Different parts of the retina showed uneven distribution of all these developments. The inner layers and peripheral subregions exhibited the most pronounced accumulations of amyloid beta protein and other biomarkers in the dementia patients. Retinal variances accurately correlated with the pathological stage of Alzheimer’s disease and patients’ cognitive status, suggesting that they could be a possible early predictor of future cognitive decline.
According to Maya Koronyo-Hamaoui, professor of Neurosurgery, Neurology, and Biomedical Sciences at Cedars-Sinai and senior author of the study, this research is an important step toward understanding the complex effects of Alzheimer’s disease on the retina.

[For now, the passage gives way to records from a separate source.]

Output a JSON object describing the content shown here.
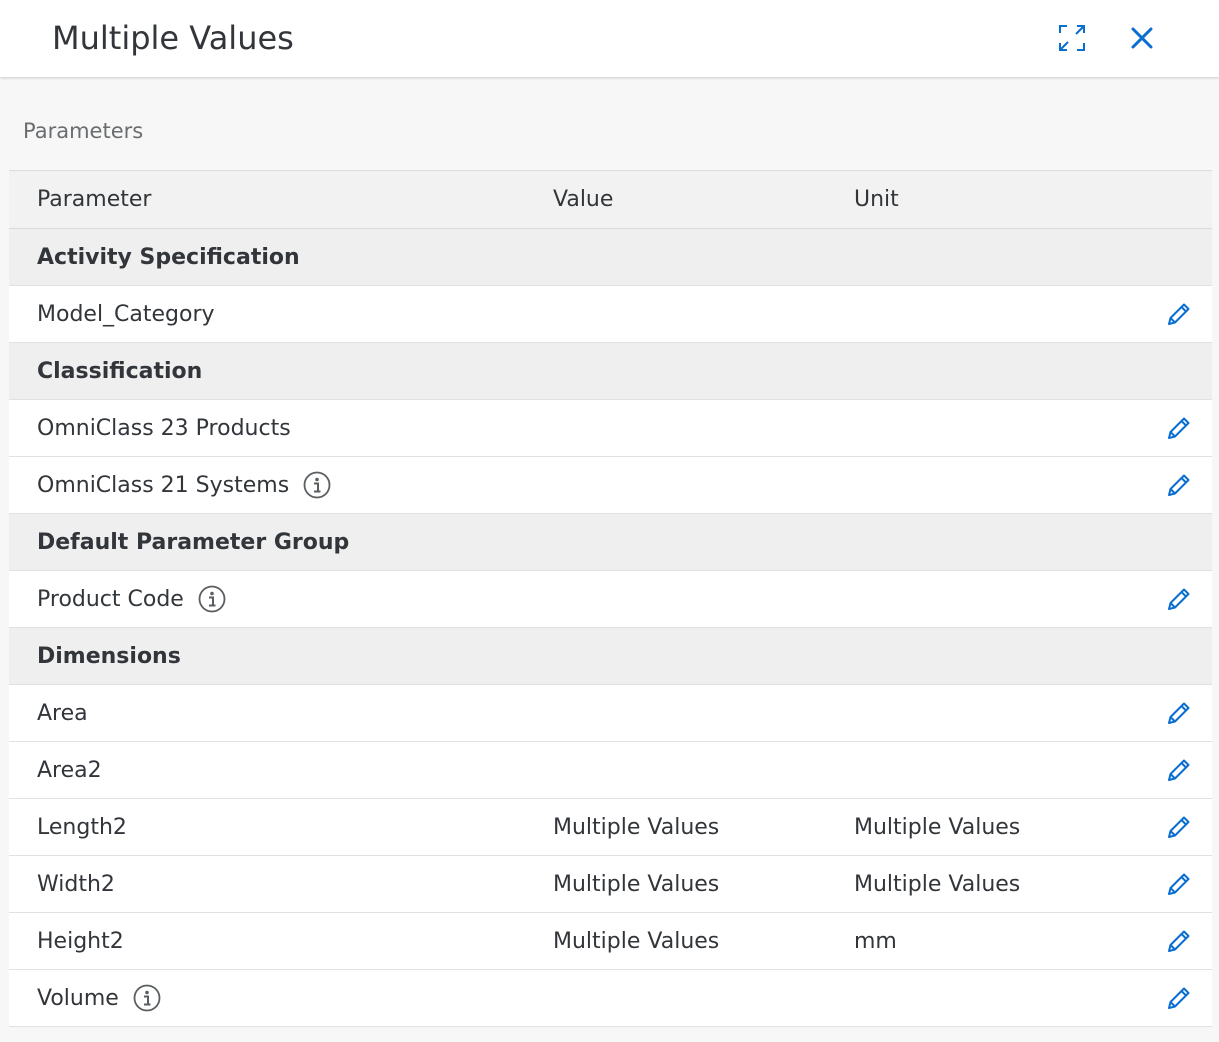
{
  "dialog": {
    "title": "Multiple Values",
    "accent_color": "#0a6ed1"
  },
  "section": {
    "label": "Parameters"
  },
  "table": {
    "columns": [
      "Parameter",
      "Value",
      "Unit"
    ],
    "rows": [
      {
        "type": "group",
        "parameter": "Activity Specification"
      },
      {
        "type": "item",
        "parameter": "Model_Category",
        "value": "",
        "unit": "",
        "info": false
      },
      {
        "type": "group",
        "parameter": "Classification"
      },
      {
        "type": "item",
        "parameter": "OmniClass 23 Products",
        "value": "",
        "unit": "",
        "info": false
      },
      {
        "type": "item",
        "parameter": "OmniClass 21 Systems",
        "value": "",
        "unit": "",
        "info": true
      },
      {
        "type": "group",
        "parameter": "Default Parameter Group"
      },
      {
        "type": "item",
        "parameter": "Product Code",
        "value": "",
        "unit": "",
        "info": true
      },
      {
        "type": "group",
        "parameter": "Dimensions"
      },
      {
        "type": "item",
        "parameter": "Area",
        "value": "",
        "unit": "",
        "info": false
      },
      {
        "type": "item",
        "parameter": "Area2",
        "value": "",
        "unit": "",
        "info": false
      },
      {
        "type": "item",
        "parameter": "Length2",
        "value": "Multiple Values",
        "unit": "Multiple Values",
        "info": false
      },
      {
        "type": "item",
        "parameter": "Width2",
        "value": "Multiple Values",
        "unit": "Multiple Values",
        "info": false
      },
      {
        "type": "item",
        "parameter": "Height2",
        "value": "Multiple Values",
        "unit": "mm",
        "info": false
      },
      {
        "type": "item",
        "parameter": "Volume",
        "value": "",
        "unit": "",
        "info": true
      }
    ]
  },
  "icons": {
    "expand": "expand-icon",
    "close": "close-icon",
    "edit": "pencil-icon",
    "info": "info-icon"
  }
}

“Our study is the first to provide in-depth analyses of the protein profiles and the molecular, cellular, and structural effects of Alzheimer’s disease in the human retina and how they correspond with changes in the brain and cognitive function,” Koronyo-Hamaoui said in a statement.
Doctors may be able to use this information to track the risk and progression of Alzheimer’s disease. With further research, scientists could develop an eye exam to analyze the retina and detect early Alzheimer’s, the researchers said.
“These findings may eventually lead to the development of imaging techniques that allow us to diagnose Alzheimer’s disease earlier and more accurately and monitor its progression noninvasively by looking through the eye,” Koronyo-Hamaoui said.
The open access investigation was published last month in the journal Acta Neuropathologica.